The 3D printer can reproduce specific structures very accurately, whereas the 3D prints can deviate from the designed model. The microstructural information extracted by XμCT and TPI will assist to gain a better understanding about the performance of 3D printed dosage forms

Teraview Blog- Abstract-Pharmaceutical applications of terahertz spectroscopy and imaging

Daniel Markl ; Michael T. Ruggiero and J. Axel Zeitler

http://terahertzspectroscopyandimaging.blogspot.com/2016/08/pharmaceutical-applications-of.html?utm_source=feedburner&utm_medium=feed&utm_campaign=Feed%3A+TerahertzSpectroscopyAndImaging+%28terahertz+spectroscopy+and+imaging%29

Terahertz spectroscopy and imaging techniques have advanced the chemical and physical characterisation of active pharmaceutical ingredients (APIs), excipients and final solid dosage forms. Terahertz radiation can be used to investigate both chemical and solid structures, as well as provide information on the bulk morphology of pharmaceutical materials. The penetrating and non-destructive properties of terahertz light, coupled with its high acquisition rate, makes this technology a promising candidate for process analytical technology (PAT) applications.

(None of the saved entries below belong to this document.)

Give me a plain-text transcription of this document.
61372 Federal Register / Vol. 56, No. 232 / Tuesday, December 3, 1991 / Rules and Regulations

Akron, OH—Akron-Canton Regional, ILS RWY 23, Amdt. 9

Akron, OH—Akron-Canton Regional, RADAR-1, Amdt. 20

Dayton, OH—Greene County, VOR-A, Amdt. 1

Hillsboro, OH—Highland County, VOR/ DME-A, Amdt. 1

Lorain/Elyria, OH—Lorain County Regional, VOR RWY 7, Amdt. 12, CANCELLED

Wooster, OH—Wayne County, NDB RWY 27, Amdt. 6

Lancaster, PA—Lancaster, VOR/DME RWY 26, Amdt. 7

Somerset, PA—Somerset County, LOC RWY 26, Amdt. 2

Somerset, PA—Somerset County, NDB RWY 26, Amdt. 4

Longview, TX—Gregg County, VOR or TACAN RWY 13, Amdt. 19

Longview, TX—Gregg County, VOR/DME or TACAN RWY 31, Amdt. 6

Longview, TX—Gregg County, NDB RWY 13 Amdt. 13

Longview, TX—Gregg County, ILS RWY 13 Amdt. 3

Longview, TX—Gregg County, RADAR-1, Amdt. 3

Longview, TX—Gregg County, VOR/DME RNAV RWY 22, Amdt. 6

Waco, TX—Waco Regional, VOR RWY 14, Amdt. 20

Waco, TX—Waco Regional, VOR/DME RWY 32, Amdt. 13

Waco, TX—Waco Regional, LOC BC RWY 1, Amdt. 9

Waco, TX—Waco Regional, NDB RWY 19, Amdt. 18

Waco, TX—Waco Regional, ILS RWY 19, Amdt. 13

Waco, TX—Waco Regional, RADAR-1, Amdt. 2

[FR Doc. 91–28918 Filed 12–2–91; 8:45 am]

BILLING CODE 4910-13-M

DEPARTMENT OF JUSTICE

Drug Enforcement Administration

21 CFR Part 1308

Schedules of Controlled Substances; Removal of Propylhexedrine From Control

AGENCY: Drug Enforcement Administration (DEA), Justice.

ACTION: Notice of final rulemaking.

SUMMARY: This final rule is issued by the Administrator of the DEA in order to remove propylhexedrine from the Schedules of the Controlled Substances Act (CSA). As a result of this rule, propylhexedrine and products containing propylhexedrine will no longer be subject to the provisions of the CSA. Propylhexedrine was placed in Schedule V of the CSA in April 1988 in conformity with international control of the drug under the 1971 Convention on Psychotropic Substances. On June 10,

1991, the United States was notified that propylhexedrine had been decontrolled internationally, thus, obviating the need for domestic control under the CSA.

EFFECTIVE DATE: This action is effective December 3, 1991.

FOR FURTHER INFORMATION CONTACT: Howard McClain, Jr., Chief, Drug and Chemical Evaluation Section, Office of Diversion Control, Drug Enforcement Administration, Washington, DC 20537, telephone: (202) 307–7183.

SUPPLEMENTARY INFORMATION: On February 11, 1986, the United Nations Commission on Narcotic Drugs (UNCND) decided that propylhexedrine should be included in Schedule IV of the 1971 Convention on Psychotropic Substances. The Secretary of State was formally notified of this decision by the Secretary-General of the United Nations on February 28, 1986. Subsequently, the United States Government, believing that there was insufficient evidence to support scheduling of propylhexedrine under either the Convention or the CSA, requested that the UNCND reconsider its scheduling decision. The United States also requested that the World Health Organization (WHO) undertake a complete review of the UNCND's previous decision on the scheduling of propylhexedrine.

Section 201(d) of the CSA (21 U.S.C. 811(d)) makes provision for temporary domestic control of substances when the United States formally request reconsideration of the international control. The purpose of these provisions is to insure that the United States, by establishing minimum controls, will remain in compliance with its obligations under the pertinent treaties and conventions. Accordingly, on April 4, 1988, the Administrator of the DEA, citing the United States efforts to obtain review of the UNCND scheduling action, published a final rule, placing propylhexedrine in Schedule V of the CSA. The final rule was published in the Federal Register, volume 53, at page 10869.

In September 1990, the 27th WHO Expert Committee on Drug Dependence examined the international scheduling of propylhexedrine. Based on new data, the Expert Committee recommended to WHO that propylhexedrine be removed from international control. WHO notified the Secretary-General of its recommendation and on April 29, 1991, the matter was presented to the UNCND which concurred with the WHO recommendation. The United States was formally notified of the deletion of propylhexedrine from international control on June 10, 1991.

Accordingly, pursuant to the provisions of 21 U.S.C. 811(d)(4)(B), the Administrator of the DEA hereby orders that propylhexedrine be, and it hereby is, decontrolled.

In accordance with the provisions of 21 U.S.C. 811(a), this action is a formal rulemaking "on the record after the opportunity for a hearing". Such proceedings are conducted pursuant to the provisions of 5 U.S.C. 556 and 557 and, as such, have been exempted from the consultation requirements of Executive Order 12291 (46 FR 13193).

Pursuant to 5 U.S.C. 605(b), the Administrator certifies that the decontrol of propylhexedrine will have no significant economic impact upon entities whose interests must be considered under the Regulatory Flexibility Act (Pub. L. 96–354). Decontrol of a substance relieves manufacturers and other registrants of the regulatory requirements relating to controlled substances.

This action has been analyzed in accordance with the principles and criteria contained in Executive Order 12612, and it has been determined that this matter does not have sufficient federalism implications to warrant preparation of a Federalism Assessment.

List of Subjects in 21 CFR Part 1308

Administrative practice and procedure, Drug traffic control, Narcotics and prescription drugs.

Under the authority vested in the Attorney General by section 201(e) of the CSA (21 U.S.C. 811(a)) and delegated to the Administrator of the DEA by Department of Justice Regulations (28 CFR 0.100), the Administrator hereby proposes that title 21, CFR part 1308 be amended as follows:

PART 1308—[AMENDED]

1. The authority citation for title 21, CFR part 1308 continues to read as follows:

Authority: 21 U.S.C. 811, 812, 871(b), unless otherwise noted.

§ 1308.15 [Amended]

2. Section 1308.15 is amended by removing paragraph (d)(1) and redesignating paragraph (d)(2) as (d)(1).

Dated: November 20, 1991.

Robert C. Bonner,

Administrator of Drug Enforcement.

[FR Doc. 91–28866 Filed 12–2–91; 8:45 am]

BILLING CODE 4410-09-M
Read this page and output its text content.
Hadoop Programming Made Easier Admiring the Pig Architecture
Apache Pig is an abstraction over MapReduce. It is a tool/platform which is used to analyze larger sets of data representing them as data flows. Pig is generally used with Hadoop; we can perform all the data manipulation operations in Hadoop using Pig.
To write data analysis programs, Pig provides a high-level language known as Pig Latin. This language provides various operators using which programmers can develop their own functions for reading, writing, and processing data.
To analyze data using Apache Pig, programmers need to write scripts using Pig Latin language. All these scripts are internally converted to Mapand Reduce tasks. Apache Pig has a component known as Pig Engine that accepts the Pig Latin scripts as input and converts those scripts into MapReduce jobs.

Terahertz radiation corresponds to frequencies between the microwave and infrared regions of the electromagnetic spectrum (300 GHz to 10 THz, or wavelengths of 1mm to 1μm). For many years the terahertz region had been referred to as the ‘terahertz gap’ because of the difficulties in generating and detecting terahertz light. This has changed over the past few decades due to major advances that have brought down costs and instrument size, from $500,000+ laser systems that can take up an entire laboratory space to sub-$100,000 benchtop – and even hand-held – devices. Such breakthroughs have brought terahertz techniques into the mainstream and have enabled terahertz technologies to be implemented in industrial settings.